C’était fini!… Le dénouement, désormais, ne dépendait plus de la volonté de Mme Blanche; quoi qu’il advînt, elle était une empoisonneuse.
Mais si elle avait la conscience très nette de son crime, l’excès de sa haine l’empêchait encore d’en comprendre l’horreur et la lâcheté.
Elle se répétait même que c’était un acte de justice qu’elle accomplissait, qu’elle ne faisait que se défendre! que la vengeance était encore bien au-dessous de l’outrage, et que rien n’était capable de payer les tortures qu’elle avait endurées…
Au bout d’un moment, pourtant, une appréhension sinistre l’agita.
Ses notions sur les effets des poisons étaient des plus incertaines. Elle s’était imaginée que Marie-Anne tomberait comme foudroyée, et qu’elle serait libre de s’enfuir après lui avoir toutefois jeté son nom pour ajouter aux angoisses de son agonie.
Et pas du tout. Le temps passait et Marie-Anne continuait à s’occuper des apprêts du souper comme si de rien n’était.
Elle avait étendu une nappe bien blanche sur la table, elle la lissait avec ses mains, elle disposait dessus un couvert…
– Comme c’est long, pensait Mme Blanche, si on allait venir!
Elle se sentait pâlir à l’idée d’être surprise. C’était miracle qu’elle ne l’eût pas été déjà, c’était un hasard prodigieux que Marie-Anne n’eût eu besoin de rien dans le cabinet de toilette…
Tout à l’heure, peu lui eût importé en somme. En renversant la tasse elle eût anéanti les preuves du crime, tandis que maintenant!…
L’effroi du châtiment, qui précède le remords, faisait battre son cœur avec une telle violence, qu’elle ne comprenait pas qu’on n’en entendît pas les battements de l’autre côté, dans la chambre.
Son épouvante redoubla quand elle vit Marie-Anne prendre la lumière, se diriger vers la porte et descendre.
Mme Blanche était seule. La pensée d’essayer de s’échapper lui vint… mais par où? mais comment, sans être vue?
– Il faut, se disait-elle avec rage, que l’étiquette ait menti!…

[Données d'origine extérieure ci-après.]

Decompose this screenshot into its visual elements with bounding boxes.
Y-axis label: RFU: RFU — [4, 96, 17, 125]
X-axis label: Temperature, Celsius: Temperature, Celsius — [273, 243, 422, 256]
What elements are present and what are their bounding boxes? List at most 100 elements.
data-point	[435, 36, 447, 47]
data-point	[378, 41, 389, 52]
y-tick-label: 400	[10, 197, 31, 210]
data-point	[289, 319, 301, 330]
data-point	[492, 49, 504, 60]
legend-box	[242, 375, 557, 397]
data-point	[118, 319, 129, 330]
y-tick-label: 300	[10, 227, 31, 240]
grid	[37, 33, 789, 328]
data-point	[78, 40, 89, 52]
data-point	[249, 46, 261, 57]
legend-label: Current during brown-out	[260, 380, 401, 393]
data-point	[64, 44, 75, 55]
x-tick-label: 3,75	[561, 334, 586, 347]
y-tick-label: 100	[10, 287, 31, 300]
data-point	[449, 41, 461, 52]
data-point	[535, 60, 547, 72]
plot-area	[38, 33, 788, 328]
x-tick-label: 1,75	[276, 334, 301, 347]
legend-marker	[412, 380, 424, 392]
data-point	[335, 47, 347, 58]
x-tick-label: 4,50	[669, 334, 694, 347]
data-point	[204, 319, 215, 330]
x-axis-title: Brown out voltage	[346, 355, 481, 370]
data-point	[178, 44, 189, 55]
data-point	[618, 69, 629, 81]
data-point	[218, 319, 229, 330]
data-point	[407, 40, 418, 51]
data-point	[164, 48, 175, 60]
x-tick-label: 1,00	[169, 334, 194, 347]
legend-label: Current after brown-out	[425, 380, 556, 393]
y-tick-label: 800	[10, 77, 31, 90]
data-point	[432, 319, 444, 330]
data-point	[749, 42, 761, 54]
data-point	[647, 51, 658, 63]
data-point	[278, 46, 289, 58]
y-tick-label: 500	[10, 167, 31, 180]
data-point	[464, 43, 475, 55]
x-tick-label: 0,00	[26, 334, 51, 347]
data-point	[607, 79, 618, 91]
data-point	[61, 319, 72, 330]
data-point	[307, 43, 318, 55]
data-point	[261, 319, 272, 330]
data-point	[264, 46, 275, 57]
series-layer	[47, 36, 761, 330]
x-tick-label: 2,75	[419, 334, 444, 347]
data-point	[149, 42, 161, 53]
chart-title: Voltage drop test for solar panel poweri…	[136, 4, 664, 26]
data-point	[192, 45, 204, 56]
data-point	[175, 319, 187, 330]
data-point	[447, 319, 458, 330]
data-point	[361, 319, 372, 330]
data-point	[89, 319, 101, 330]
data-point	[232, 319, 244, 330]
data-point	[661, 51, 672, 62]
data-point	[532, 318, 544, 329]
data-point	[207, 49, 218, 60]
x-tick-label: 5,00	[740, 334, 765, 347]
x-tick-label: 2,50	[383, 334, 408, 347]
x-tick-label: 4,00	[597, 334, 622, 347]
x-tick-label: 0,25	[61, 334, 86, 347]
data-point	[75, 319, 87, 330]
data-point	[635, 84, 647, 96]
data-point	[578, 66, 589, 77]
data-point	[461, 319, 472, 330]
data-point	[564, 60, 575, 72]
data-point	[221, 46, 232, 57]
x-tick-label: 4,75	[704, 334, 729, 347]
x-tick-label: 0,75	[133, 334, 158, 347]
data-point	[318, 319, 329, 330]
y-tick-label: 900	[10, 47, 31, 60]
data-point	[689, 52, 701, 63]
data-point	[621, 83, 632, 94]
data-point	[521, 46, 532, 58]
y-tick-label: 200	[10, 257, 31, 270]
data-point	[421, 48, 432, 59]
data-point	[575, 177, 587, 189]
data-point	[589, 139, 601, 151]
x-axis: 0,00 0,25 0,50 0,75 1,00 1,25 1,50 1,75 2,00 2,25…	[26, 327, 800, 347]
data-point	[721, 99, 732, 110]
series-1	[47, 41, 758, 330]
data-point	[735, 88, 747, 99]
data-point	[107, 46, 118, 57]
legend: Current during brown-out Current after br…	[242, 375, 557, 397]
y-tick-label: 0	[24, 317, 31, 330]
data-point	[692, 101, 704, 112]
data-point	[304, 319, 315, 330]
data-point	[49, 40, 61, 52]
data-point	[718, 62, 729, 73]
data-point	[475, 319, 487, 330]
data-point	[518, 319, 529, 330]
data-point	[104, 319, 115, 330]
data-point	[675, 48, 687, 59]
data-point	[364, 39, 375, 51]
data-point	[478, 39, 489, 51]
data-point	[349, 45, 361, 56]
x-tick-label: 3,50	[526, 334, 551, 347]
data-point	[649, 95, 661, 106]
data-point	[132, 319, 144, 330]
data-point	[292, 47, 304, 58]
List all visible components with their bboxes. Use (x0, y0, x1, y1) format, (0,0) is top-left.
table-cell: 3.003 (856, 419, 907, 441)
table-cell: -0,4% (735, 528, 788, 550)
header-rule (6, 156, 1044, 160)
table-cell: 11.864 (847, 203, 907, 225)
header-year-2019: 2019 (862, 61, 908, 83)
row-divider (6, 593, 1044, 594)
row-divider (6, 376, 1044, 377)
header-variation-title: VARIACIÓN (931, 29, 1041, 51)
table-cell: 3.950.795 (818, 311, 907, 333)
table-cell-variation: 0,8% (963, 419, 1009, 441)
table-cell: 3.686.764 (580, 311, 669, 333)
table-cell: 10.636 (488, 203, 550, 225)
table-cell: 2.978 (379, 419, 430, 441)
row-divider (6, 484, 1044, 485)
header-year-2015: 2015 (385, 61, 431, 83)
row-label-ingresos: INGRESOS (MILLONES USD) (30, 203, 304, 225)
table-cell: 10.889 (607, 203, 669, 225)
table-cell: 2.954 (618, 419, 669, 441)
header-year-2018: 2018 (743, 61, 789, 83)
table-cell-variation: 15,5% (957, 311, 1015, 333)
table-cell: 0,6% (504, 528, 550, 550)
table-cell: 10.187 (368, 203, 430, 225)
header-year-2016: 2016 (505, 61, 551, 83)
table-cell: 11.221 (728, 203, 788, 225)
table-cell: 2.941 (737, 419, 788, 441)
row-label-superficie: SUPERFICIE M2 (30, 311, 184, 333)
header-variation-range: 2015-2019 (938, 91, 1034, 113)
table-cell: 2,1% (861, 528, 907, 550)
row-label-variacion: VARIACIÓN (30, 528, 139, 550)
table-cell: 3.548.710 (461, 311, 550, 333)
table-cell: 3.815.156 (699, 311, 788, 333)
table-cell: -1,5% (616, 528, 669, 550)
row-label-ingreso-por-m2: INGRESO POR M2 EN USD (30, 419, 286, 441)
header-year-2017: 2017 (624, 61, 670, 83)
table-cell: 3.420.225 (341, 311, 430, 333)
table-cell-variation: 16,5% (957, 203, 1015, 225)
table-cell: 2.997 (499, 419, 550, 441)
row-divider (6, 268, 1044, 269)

Hélas! non. Elle en fut bien sûre lorsque reparut Marie-Anne.
En moins de cinq minutes qu’elle était restée au rez-de-chaussée, un changement s’était opéré en elle, comme après une maladie de six mois.
Son visage affreusement décomposé était livide et tout marbré de taches violacées, ses yeux comme agrandis brillaient d’un éclat étrange, ses dents claquaient…
Elle laissa tomber plutôt qu’elle ne posa sur la table les assiettes qu’elle montait.
– Le poison!… pensa Mme Blanche, cela commence…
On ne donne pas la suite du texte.